I'm not sure what you mean by "how to do this in terms of planning?"

It would just be a simple SQL query to compare one key with another. Or you could mix it up and compare 1 record's multiple keys in one query using AND statements in your WHERE clause. Or you really could mix it up and concatinate the multiple keys to make one key and then compare this new key to concatinated keys in your tables. That could actually work out pretty well depending on your needs...

starbbs

What i meant is:

Is the best aprouch to get record 1, compare it with all other records, find all matches, determine the percentage of a match and than goto record 2, compare it with all other recorcds etc etc etc.

Or some kine of funtion that takes random recordid's and compare each found random record with all other records.

Let say: that the we have 1000 records, isnt it a better approuch to first get record 500, do it's thing, than record 1, than record 1000:

500 compare......
1 compare
1000 compare
499 compare
2 compare
999 compare

I hope you understand what i meant.,

I think the stratagy for comparing is this:

Find out how many records we have

1: Get a NEW record id
2: Get all text/string fields from the

record and put them in $orig_string
3: remove all common words like:

and,this etc from $orig_string
4: remove garbage in $orig_string
5:format and delimit all found words in $orig_string
6: Get a NEW record id, not the same as the first of course.
7: same as 2 put in $new_string
8: same as 3 ""
9: same as 4 ""
10: same as 5 ""
11: compare $old_string and $newstring
12: get word 1 from $orig_string and compare this with all found words in $newstring
13: found match ? (fuzzy OR 100%) remember the record id and maybe some other information cause we found a match !
14: get word 2 from $origstring
15: same as 13
16: etc etc, after doing all found words in $orig_string select a new record that isn't already processed
17: same as 1

Can you advise me with this approuch ?

AstroTeg

Keep this in mind: What is the MOST expensive (in terms of processing time) operation your code will have?

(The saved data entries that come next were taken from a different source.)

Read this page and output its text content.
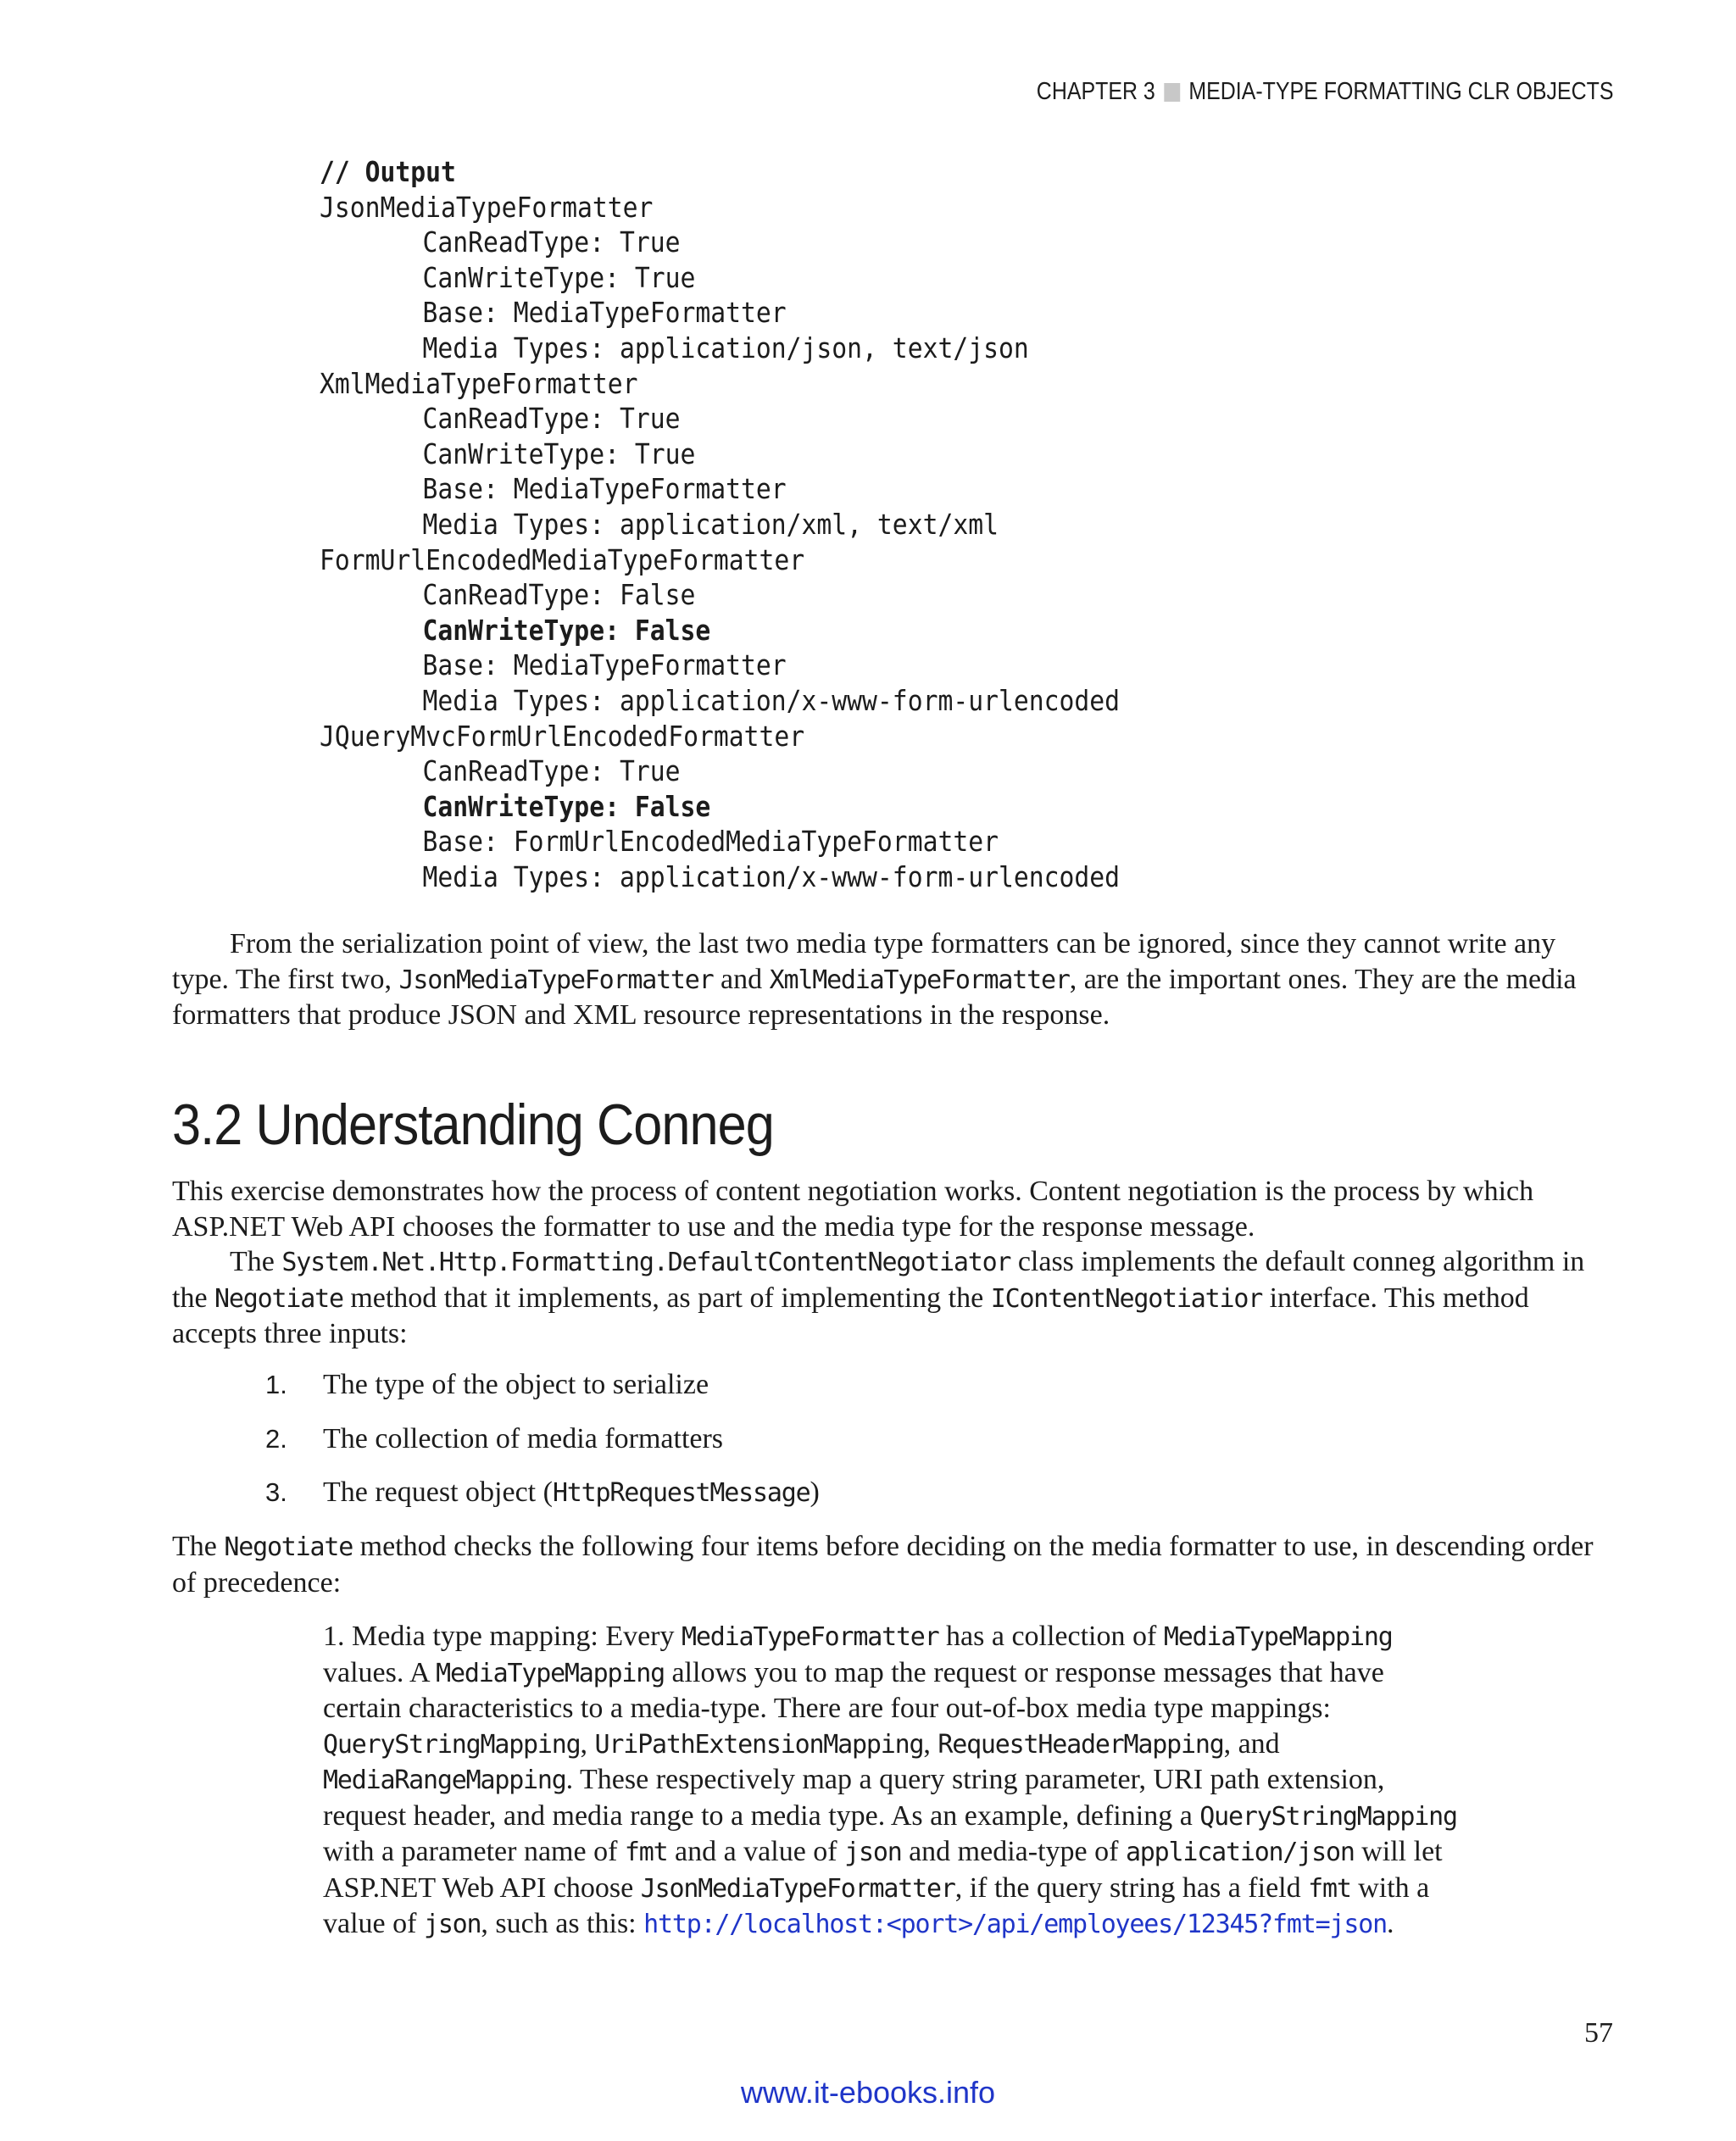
CHAPTER 3 MEDIA-TYPE FORMATTING CLR OBJECTS
// Output
JsonMediaTypeFormatter
CanReadType: True
CanWriteType: True
Base: MediaTypeFormatter
Media Types: application/json, text/json
XmlMediaTypeFormatter
CanReadType: True
CanWriteType: True
Base: MediaTypeFormatter
Media Types: application/xml, text/xml
FormUrlEncodedMediaTypeFormatter
CanReadType: False
CanWriteType: False
Base: MediaTypeFormatter
Media Types: application/x-www-form-urlencoded
JQueryMvcFormUrlEncodedFormatter
CanReadType: True
CanWriteType: False
Base: FormUrlEncodedMediaTypeFormatter
Media Types: application/x-www-form-urlencoded

From the serialization point of view, the last two media type formatters can be ignored, since they cannot write any type. The first two, JsonMediaTypeFormatter and XmlMediaTypeFormatter, are the important ones. They are the media formatters that produce JSON and XML resource representations in the response.

3.2 Understanding Conneg

This exercise demonstrates how the process of content negotiation works. Content negotiation is the process by which ASP.NET Web API chooses the formatter to use and the media type for the response message.

The System.Net.Http.Formatting.DefaultContentNegotiator class implements the default conneg algorithm in the Negotiate method that it implements, as part of implementing the IContentNegotiatior interface. This method accepts three inputs:

1. The type of the object to serialize
2. The collection of media formatters
3. The request object (HttpRequestMessage)

The Negotiate method checks the following four items before deciding on the media formatter to use, in descending order of precedence:

1. Media type mapping: Every MediaTypeFormatter has a collection of MediaTypeMapping values. A MediaTypeMapping allows you to map the request or response messages that have certain characteristics to a media-type. There are four out-of-box media type mappings: QueryStringMapping, UriPathExtensionMapping, RequestHeaderMapping, and MediaRangeMapping. These respectively map a query string parameter, URI path extension, request header, and media range to a media type. As an example, defining a QueryStringMapping with a parameter name of fmt and a value of json and media-type of application/json will let ASP.NET Web API choose JsonMediaTypeFormatter, if the query string has a field fmt with a value of json, such as this: http://localhost:<port>/api/employees/12345?fmt=json.
57
www.it-ebooks.info
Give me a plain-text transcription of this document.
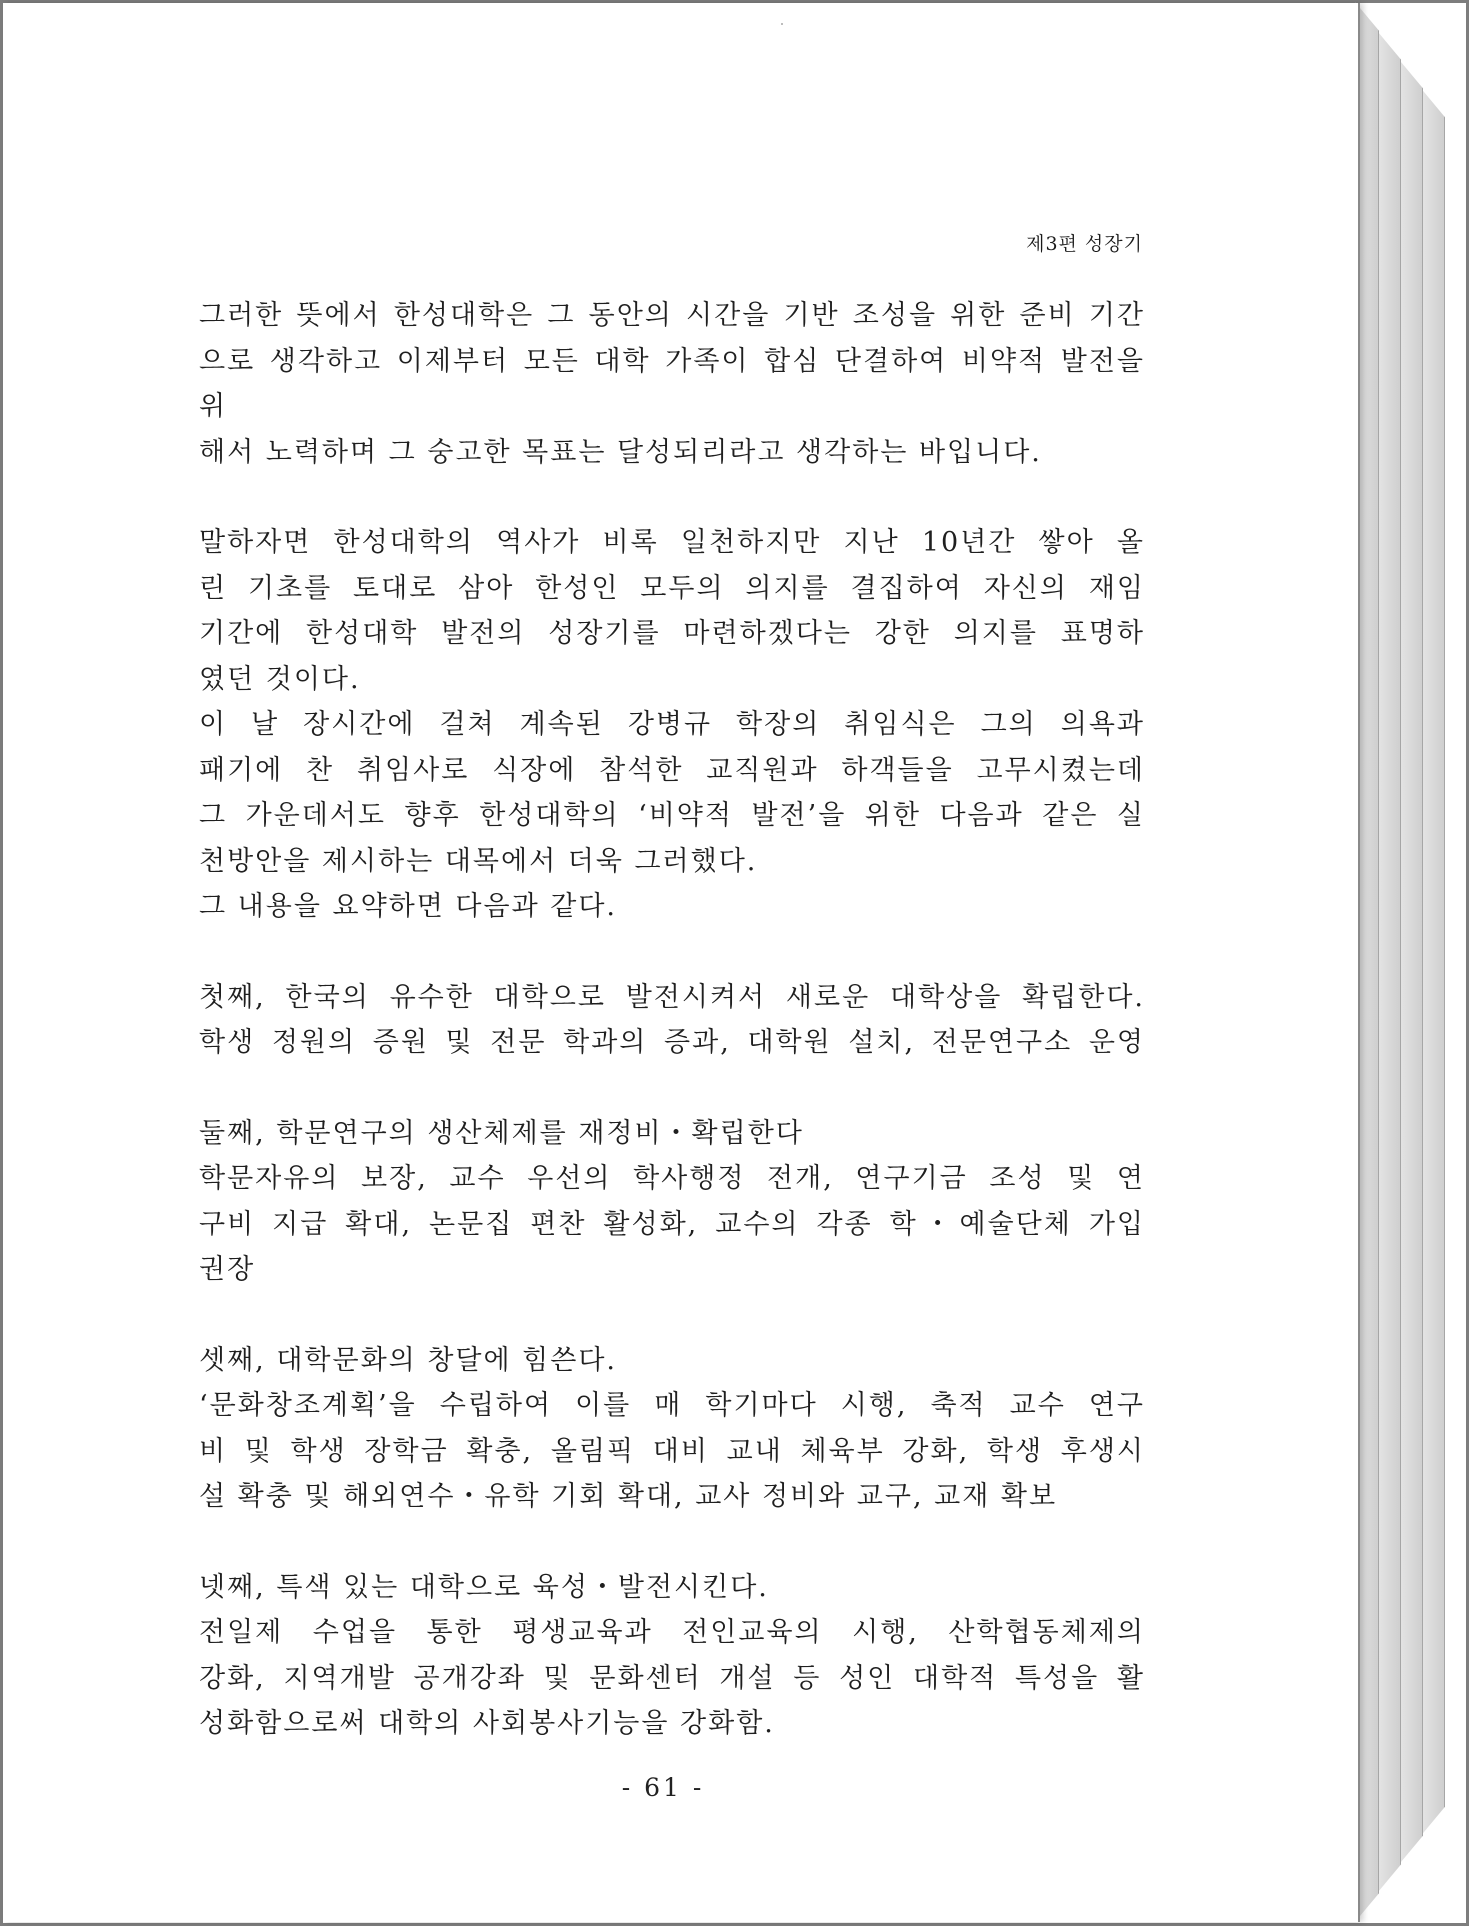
제3편 성장기

그러한 뜻에서 한성대학은 그 동안의 시간을 기반 조성을 위한 준비 기간

으로 생각하고 이제부터 모든 대학 가족이 합심 단결하여 비약적 발전을 위

해서 노력하며 그 숭고한 목표는 달성되리라고 생각하는 바입니다.

말하자면 한성대학의 역사가 비록 일천하지만 지난 10년간 쌓아 올

린 기초를 토대로 삼아 한성인 모두의 의지를 결집하여 자신의 재임

기간에 한성대학 발전의 성장기를 마련하겠다는 강한 의지를 표명하

였던 것이다.

이 날 장시간에 걸쳐 계속된 강병규 학장의 취임식은 그의 의욕과

패기에 찬 취임사로 식장에 참석한 교직원과 하객들을 고무시켰는데

그 가운데서도 향후 한성대학의 ‘비약적 발전’을 위한 다음과 같은 실

천방안을 제시하는 대목에서 더욱 그러했다.

그 내용을 요약하면 다음과 같다.

첫째, 한국의 유수한 대학으로 발전시켜서 새로운 대학상을 확립한다.

학생 정원의 증원 및 전문 학과의 증과, 대학원 설치, 전문연구소 운영

둘째, 학문연구의 생산체제를 재정비・확립한다

학문자유의 보장, 교수 우선의 학사행정 전개, 연구기금 조성 및 연

구비 지급 확대, 논문집 편찬 활성화, 교수의 각종 학・예술단체 가입

권장

셋째, 대학문화의 창달에 힘쓴다.

‘문화창조계획’을 수립하여 이를 매 학기마다 시행, 축적 교수 연구

비 및 학생 장학금 확충, 올림픽 대비 교내 체육부 강화, 학생 후생시

설 확충 및 해외연수・유학 기회 확대, 교사 정비와 교구, 교재 확보

넷째, 특색 있는 대학으로 육성・발전시킨다.

전일제 수업을 통한 평생교육과 전인교육의 시행, 산학협동체제의

강화, 지역개발 공개강좌 및 문화센터 개설 등 성인 대학적 특성을 활

성화함으로써 대학의 사회봉사기능을 강화함.

- 61 -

Database querying. Every single query will ding you in processing time. Also, the complexity of the query will ding you too. But here, I don't think you'll have a very complex query.

With that in mind, check out your steps:

2: Get all text/string fields from the
record and put them in $orig_string
3: remove all common words like:
and,this etc from $orig_string
4: remove garbage in $orig_string
5:format and delimit all found words in $orig_string

Couldn't you just save the resulting string in a field somewhere in your database? And when any of the record's data changes, you can update this string on the fly. THEN you can build your search string and search it against a list of these already keyed strings leaving you with a pretty simple text search which could probably be indexed to increase search result times.

Remember to keep it simple.

With this:

500 compare......
1 compare
1000 compare
499 compare
2 compare
999 compare

You sound like you're trying to do a tree search. But this is what your database engine is supposed to be doing for you. You're working against your database and not letting it do its job by using this approach (indexing the column will allow the database to automatically do some nifty search tricks).